How to Deploy a Celery Background Worker

Deploy a Celery worker to production: choose a broker, run workers as long-lived processes, handle concurrency and graceful shutdown, and add scheduled tasks with Beat.

Ajay Kumar
Ajay Kumar
Founder & DevOps, PandaStack

Celery is the standard task queue for Python. Deploying it correctly means treating the worker as a long-lived process distinct from your web app, choosing a broker, and getting concurrency and graceful shutdown right so tasks aren't lost on deploy. Here's a production-focused walkthrough.

The architecture: three moving parts

A Celery deployment has three components:

  1. 1Producer — your web app, which enqueues tasks.
  2. 2Broker — Redis or RabbitMQ, which holds the queue.
  3. 3Worker — a separate process that consumes and runs tasks.

The worker is *not* your web server. It runs as its own deployable unit so you can scale it independently.

Defining the app and a task

# celery_app.py
import os
from celery import Celery

app = Celery(
    'tasks',
    broker=os.environ['CELERY_BROKER_URL'],
    backend=os.environ.get('CELERY_RESULT_BACKEND')
)

app.conf.update(
    task_acks_late=True,
    worker_prefetch_multiplier=1,
    task_reject_on_worker_lost=True
)

@app.task
def send_email(user_id):
    ...

The three config options matter for reliability:

  • task_acks_late=True acknowledges a task only after it completes, so a crash mid-task re-queues it instead of losing it.
  • worker_prefetch_multiplier=1 stops a worker from hoarding tasks it can't get to, which improves fairness for long tasks.
  • task_reject_on_worker_lost=True re-queues a task if the worker dies.

Running the worker

celery -A celery_app worker \
  --loglevel=info \
  --concurrency=4 \
  --max-tasks-per-child=100
  • --concurrency sets parallel task slots. For CPU-bound work, match it to available cores; for I/O-bound work you can go higher or use the gevent/eventlet pools.
  • --max-tasks-per-child=100 recycles worker processes periodically to bound memory leaks in long-running deployments.

Graceful shutdown

Celery handles SIGTERM with a warm shutdown: it stops accepting new tasks and finishes in-flight ones before exiting. The catch is the platform's grace period — if your tasks run longer than it, they'll be killed. For long tasks, make them idempotent and keep acks_late on so a killed task re-runs cleanly on restart.

Scheduled tasks with Beat

For periodic jobs, Celery Beat is the scheduler. Run it as *one* process (never multiple, or you'll double-fire schedules):

celery -A celery_app beat --loglevel=info
app.conf.beat_schedule = {
    'cleanup-nightly': {
        'task': 'tasks.cleanup',
        'schedule': 3600.0,
    }
}

Dockerfile

FROM python:3.12-slim
WORKDIR /app
COPY requirements.txt .
RUN pip install --no-cache-dir -r requirements.txt
COPY . .
CMD ["celery", "-A", "celery_app", "worker", "--loglevel=info", "--concurrency=4"]

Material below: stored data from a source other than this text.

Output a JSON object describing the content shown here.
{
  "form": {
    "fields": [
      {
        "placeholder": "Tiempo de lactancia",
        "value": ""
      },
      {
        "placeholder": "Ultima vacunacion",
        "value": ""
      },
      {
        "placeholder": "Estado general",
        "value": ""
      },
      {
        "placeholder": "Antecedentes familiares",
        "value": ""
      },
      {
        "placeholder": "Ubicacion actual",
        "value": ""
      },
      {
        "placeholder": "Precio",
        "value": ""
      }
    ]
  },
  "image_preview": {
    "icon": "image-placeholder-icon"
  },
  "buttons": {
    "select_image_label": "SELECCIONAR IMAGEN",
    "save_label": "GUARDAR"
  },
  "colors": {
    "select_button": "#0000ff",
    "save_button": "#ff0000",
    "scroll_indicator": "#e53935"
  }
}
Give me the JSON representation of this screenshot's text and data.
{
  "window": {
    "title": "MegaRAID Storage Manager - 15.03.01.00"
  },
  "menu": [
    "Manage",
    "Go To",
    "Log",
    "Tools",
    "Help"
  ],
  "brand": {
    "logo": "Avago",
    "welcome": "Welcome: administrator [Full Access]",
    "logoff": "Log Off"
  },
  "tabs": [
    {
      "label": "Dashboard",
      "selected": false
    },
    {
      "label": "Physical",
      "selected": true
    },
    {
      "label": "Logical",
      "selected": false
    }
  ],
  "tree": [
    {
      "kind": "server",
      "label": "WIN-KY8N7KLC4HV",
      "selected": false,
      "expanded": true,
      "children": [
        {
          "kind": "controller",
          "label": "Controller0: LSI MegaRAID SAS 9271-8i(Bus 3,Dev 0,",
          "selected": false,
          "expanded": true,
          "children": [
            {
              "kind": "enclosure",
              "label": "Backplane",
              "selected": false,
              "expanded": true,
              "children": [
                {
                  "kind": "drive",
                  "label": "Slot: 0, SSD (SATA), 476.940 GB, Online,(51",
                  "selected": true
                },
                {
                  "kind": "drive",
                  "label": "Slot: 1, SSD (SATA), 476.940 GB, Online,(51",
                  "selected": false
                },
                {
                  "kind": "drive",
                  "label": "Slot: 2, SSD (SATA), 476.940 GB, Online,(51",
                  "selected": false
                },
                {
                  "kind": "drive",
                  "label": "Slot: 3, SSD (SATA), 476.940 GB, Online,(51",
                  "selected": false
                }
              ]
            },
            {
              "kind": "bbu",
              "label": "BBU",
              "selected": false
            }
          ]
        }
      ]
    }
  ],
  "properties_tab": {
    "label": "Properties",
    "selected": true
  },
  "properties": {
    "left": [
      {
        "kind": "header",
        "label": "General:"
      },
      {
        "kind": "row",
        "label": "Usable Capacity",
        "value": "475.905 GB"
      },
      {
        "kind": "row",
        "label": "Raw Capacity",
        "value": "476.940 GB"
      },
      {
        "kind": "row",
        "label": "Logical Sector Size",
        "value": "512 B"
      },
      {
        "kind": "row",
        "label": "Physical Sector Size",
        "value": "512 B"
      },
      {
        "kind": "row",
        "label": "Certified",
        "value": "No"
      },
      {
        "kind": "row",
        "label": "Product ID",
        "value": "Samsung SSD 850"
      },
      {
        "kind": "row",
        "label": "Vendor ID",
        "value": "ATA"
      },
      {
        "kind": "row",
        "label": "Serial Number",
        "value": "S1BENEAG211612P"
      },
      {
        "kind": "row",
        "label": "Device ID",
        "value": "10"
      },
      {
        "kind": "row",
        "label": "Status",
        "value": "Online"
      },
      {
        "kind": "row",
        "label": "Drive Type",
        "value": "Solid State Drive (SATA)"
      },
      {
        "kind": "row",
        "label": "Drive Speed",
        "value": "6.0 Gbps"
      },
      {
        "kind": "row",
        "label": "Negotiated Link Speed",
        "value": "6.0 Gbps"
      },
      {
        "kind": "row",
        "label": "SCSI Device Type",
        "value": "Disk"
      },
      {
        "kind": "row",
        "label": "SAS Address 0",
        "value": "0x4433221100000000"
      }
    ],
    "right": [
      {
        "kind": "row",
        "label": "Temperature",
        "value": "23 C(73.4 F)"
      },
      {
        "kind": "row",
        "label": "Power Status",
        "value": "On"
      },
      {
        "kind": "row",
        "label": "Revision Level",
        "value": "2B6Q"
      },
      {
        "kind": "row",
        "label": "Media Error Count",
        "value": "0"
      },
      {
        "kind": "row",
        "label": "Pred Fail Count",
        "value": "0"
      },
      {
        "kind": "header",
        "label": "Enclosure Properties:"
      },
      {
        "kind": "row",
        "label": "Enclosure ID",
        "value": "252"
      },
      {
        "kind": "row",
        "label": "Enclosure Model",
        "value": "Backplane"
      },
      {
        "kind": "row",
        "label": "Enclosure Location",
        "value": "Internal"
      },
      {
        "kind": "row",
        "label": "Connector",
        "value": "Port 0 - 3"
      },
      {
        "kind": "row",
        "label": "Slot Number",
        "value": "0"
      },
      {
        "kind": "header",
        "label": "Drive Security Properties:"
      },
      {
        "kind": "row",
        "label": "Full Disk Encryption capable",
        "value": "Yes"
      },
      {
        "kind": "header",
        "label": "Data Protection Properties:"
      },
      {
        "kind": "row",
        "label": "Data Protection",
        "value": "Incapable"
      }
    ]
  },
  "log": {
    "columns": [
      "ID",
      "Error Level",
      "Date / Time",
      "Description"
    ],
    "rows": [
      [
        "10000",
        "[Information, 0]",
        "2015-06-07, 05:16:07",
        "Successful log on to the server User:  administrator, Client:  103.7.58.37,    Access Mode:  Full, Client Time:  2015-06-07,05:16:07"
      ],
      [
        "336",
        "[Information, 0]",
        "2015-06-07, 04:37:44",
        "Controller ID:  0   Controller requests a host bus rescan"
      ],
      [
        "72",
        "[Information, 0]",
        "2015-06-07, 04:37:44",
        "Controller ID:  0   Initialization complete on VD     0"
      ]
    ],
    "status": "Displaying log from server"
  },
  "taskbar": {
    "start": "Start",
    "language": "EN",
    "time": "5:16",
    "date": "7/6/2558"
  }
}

The worker has no HTTP port — it's a pure background process.

Deploying on PandaStack

A Celery setup maps onto PandaStack as multiple deployables sharing one broker:

  1. 1Provision a managed Redis instance as the broker from the [dashboard](https://dashboard.pandastack.io).
  2. 2Deploy your web app as a container app; it enqueues tasks.
  3. 3Deploy the worker as a separate container app using the worker CMD above. Set CELERY_BROKER_URL to the Redis connection string.
  4. 4Scale the worker independently when your queue grows.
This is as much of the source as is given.